The sheffield History, Archaeology and Historiography seminar went on its British Museum trip last weekend. The main reason was to see the Persian exhibition and it is something else when you have a few experts in your party able to explain all sorts of things. there are a few small pictures here. There was also the very interesting seige of Lachish from the palace of Sennacherib. It was mentioned that the Judeans were not wearing tzitzit and that this may have some significance concerning the dating of the Pentateuch. Any Hebrew Bible people like to comment on that one?

And the rest of the day was pretty impressive too with a great meal, a strangely good pub for London, and one memorable train journey (and in the UK that is really saying something). But that's all you'll hear on that.


Blogger Ken said...

When we do we get our first reliefs or portraits of Jews wearing tzitzit? Do we know how this commandment was fulfilled, if it was, in pre-Hellenistic Judean society? Did they wear the tzitzit as an undergarment or as a shawl or in some other fashion? Would soldiers or captives have been depicted with tzitzit? Not having researched this, I can only pose the questions that would need to be addressed.

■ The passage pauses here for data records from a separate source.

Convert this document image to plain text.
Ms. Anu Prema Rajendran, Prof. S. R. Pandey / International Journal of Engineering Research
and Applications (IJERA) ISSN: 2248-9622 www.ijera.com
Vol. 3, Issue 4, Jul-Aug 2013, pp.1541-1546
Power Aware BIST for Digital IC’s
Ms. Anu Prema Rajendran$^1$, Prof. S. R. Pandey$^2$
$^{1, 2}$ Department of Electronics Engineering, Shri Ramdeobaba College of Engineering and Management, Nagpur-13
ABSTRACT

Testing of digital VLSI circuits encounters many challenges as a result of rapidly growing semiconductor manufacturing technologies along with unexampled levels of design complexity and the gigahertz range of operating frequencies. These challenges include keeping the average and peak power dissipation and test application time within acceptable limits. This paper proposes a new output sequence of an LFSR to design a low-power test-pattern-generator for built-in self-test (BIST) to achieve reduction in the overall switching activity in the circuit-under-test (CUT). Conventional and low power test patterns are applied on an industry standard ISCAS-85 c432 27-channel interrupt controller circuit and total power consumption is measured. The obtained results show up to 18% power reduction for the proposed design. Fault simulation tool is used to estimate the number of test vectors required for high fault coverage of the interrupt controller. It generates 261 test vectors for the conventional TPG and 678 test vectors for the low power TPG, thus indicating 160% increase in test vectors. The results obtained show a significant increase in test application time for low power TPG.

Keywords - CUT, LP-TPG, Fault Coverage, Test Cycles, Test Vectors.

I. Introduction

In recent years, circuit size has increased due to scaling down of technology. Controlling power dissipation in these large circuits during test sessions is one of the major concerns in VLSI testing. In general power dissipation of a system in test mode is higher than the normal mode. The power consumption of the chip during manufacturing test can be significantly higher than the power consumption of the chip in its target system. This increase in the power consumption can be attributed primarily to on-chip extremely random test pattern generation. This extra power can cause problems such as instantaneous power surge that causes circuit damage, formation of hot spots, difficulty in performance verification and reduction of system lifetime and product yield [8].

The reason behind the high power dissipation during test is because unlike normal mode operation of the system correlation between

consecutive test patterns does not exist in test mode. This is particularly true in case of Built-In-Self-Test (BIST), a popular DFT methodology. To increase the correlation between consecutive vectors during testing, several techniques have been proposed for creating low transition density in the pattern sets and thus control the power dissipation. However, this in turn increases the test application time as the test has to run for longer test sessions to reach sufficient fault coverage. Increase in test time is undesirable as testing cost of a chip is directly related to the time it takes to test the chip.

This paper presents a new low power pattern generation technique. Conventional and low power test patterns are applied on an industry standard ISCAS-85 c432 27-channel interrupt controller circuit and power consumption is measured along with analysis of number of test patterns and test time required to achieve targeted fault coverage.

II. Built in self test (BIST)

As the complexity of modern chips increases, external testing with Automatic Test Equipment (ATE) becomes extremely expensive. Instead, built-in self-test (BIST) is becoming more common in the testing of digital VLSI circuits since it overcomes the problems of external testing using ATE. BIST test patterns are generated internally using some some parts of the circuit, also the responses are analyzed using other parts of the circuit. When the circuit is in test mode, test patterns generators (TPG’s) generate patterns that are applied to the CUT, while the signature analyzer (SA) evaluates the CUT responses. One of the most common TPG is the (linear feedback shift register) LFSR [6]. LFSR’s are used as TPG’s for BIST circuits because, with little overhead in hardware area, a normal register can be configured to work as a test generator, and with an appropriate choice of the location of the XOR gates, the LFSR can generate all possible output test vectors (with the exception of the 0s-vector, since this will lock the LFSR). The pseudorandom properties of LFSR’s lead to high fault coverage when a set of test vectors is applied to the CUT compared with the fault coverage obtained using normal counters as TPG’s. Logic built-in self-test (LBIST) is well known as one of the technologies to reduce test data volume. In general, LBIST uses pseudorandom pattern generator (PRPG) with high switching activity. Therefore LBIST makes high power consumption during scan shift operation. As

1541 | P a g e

In any case and more to the point, Sennacherib's invasion is very early in the compositional history of the Pentateuch by any critical scholar's reckoning. The relief predates Josiah and the finding of the book of the Law that some have identified as Deuteronomy (and more contentiously others as the Pentateuch) and it quite obviously predates the exile and the subsequent Persian period when most scholars generally date the near-to-final composition of the Torah. It is also unclear to what extent an orthodoxy existed in Hezekiah's time according to which we'd expect the tzitzit to be worn as a distinctive characteristic of Judahites, especially those of another major center like Lachish that may have had its own cultic pecularities.

In short, James, while it's an interesting angle, I don't think it really bears on the problem of the composition of the Pentateuch. It's too ambiguous a marker, especially for such a presumably early moment in the compositional history of the Pentateuch nor does it provides any indication whatsoever that the Pentateuch is a Hellenistic document as Jim suggests. There's 400 years between Sennacherib's invasion and the beginning of the Hellenistic period.

December 13, 2005

Blogger James Crossley said...

Thanks, I was just tying to provoke something on this as it was a comment made and it is not my era/area and I agree a proper study would have to ask the questions you raised. But you do seem to suggest that it would be unlikely Judeans would wear tzitzit because the Pentateuch was not close to being finalised, right? This is more out of interest for me as I agree this is an interesting issue.